Nathan Merrill's answer is correct, and this is the standard way of describing the situation.

Another way to describe the situation is to imagine that every time a function is called, a copy of the function is made at that point, with all the formals replaced with their values. (This ignores the entirely relevant fact that formals are variables. Let's pretend for a moment that they are not.)

Furthermore, when an if is evaluated, if the condition is true then the if is replaced with the consequence, and if it is false, then replaced with the alternative.

You call incrementI(0) so that makes this code appear:

if (0 == 5){
    return 0;           
} else {
     incrementI(0 + 1);
}
return 0;

What happens? 0 == 5 is false, so this is equivalent to the code:

incrementI(0 + 1);
return 0;

If the call returns, then 0 is returned. If the call crashes then the program crashes. If the call hangs, then the program hangs.

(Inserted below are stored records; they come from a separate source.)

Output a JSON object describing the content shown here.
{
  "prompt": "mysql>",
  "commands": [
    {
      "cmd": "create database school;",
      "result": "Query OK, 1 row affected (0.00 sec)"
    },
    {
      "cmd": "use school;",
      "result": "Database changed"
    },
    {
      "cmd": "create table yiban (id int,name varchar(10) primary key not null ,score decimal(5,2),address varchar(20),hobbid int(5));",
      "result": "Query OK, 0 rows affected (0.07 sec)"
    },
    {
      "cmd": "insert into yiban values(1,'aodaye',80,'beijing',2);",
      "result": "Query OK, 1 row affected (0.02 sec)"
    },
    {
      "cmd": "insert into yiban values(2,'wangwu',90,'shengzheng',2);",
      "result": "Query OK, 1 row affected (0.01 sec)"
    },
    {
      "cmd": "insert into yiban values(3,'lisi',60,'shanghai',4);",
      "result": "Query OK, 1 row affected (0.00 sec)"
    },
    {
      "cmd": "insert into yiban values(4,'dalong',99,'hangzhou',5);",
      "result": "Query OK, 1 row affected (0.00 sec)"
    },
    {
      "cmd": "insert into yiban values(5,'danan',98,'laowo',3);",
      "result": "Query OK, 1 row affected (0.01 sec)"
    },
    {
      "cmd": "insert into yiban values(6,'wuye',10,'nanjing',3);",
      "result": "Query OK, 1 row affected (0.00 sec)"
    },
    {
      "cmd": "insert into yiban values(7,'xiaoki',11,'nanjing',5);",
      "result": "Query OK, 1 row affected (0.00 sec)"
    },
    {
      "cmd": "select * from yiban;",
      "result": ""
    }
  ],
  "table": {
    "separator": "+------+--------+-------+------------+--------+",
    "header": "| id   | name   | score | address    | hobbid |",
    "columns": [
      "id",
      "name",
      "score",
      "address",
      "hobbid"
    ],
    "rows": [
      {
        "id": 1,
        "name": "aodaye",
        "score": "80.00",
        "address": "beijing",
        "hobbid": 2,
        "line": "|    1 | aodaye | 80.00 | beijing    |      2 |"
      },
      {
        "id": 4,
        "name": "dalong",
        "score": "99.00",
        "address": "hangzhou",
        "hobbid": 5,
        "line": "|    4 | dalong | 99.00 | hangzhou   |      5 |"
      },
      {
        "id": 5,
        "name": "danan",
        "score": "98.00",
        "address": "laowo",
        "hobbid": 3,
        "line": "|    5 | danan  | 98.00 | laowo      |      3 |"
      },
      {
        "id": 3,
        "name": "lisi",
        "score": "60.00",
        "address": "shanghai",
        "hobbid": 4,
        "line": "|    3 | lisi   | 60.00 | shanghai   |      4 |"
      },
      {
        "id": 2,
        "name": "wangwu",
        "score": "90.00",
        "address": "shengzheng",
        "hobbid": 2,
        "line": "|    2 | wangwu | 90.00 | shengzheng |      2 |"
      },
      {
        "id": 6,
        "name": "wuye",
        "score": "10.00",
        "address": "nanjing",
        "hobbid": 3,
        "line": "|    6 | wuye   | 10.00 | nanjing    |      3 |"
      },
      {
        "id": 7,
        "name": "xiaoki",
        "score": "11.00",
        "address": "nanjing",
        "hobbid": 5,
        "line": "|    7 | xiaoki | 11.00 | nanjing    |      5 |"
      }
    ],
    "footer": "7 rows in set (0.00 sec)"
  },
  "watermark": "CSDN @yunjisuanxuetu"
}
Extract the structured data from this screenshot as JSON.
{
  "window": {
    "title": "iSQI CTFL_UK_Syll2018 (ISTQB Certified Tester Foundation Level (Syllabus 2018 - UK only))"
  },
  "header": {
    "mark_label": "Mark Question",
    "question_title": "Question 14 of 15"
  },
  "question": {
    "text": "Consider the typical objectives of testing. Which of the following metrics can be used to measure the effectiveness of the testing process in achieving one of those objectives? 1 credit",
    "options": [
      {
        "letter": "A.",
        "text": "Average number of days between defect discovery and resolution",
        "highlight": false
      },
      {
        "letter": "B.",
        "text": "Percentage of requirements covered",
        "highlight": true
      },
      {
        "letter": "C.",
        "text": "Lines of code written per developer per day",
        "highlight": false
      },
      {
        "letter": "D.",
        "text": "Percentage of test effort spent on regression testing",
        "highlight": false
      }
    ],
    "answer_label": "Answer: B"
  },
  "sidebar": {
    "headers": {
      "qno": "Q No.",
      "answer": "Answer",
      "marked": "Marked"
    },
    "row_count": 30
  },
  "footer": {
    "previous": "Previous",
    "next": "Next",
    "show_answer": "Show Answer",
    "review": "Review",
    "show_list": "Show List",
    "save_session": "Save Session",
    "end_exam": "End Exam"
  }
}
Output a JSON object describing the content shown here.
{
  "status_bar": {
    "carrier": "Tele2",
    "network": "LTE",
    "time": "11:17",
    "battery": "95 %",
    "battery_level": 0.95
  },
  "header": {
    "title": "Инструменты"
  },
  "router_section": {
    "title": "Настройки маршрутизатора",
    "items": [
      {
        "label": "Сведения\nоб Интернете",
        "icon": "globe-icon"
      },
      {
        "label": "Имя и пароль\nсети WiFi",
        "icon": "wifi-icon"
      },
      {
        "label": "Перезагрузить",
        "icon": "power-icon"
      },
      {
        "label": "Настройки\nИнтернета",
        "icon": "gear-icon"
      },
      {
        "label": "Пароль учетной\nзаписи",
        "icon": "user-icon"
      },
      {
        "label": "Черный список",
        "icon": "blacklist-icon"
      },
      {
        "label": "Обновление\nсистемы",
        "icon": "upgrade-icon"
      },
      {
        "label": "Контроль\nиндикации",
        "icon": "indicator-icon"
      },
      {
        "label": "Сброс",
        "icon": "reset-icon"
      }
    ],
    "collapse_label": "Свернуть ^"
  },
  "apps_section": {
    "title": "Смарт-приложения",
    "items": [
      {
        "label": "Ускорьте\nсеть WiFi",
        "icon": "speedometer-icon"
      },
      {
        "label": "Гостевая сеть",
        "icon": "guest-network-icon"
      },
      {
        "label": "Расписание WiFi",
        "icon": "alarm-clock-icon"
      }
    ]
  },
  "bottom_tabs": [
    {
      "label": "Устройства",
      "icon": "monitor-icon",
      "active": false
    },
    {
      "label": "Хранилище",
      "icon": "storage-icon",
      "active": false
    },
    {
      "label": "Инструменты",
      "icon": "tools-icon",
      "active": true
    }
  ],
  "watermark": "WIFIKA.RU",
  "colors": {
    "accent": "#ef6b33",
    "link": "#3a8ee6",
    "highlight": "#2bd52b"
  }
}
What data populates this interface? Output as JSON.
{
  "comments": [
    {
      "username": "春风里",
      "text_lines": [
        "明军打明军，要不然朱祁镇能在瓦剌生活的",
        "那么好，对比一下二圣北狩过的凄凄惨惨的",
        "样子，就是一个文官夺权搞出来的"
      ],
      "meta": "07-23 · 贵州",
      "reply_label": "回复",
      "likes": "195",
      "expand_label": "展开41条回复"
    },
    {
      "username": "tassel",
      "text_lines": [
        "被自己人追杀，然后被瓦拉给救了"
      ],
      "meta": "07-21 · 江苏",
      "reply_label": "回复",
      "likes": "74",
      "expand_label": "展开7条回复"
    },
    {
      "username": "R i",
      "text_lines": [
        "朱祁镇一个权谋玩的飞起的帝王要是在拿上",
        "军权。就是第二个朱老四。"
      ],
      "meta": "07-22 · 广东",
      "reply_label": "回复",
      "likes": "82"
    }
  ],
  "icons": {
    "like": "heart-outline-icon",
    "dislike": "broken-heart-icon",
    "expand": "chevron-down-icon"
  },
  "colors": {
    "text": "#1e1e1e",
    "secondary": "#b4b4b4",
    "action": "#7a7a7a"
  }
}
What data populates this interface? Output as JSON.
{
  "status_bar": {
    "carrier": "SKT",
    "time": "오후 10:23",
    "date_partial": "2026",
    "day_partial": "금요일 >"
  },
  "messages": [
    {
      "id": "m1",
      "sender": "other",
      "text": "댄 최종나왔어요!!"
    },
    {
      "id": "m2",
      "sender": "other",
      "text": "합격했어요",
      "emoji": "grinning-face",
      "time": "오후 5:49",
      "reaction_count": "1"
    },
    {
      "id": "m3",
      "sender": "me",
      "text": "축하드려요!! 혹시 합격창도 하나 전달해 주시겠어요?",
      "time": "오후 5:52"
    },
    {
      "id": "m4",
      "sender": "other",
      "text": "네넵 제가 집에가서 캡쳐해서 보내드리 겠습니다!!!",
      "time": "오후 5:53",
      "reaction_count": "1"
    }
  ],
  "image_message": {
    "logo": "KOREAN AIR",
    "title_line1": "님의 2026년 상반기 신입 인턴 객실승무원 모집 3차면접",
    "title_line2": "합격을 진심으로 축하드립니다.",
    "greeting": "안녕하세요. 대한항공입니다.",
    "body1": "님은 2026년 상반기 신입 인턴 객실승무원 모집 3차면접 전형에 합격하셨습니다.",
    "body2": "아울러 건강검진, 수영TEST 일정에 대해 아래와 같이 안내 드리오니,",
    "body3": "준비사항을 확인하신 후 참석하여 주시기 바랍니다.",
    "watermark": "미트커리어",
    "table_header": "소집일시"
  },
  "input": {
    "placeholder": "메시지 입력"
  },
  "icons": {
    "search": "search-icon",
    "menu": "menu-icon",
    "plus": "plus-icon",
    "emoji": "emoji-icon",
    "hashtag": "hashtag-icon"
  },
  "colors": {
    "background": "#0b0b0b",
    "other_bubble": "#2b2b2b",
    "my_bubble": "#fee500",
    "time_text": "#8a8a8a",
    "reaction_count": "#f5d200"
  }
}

Let's assume that the call returns normally; therefore the method returns 0.

Now suppose you pass 5. That causes this code to "magically appear"

if (5 == 5){
    return 5;           
} else {
     incrementI(5 + 1);
}
return 5;

5 == 5 is true, so this is equivalent to

return 5;           
return 5;

So now it should be clear why your method returns what it does given the arguments.

This sort of "equational reasoning" is more commonly used in functional programming languages like Haskell or ML, but it is a pretty decent reasoning technique even in languages like Java, provided that you do not mutate a formal.

1

To understand what is going on, you need to understand your bug -- on one branch of your if, you don't change what is returned.

Your first example could be replaced with this:

public static void main(String[] args) {
    System.out.println(incrementI(0));
}       


public static int incrementI(int i) {

  if (i==0){
    incrementI(1);
    incrementI(2);
    incrementI(3);
    incrementI(4);
    incrementI(5);
  }

  return i;
}

Or with this:

public static int incrementI(int i) {
    if (i==0){
     // incrementI(1); line commented out, it had no effect on result
     // incrementI(2); line commented out, it had no effect on result
     // incrementI(3); line commented out, it had no effect on result
     // incrementI(4); line commented out, it had no effect on result
     // incrementI(5); line commented out, it had no effect on result
    }
    return i;
}

Recursion has two purposes: to calculate a value based upon a SEQUENCE of inputs, or to act upon the elements in a sequence. Any call to a recursive function which neither takes action nor calculates and returns a value, can be skipped as serving no purpose.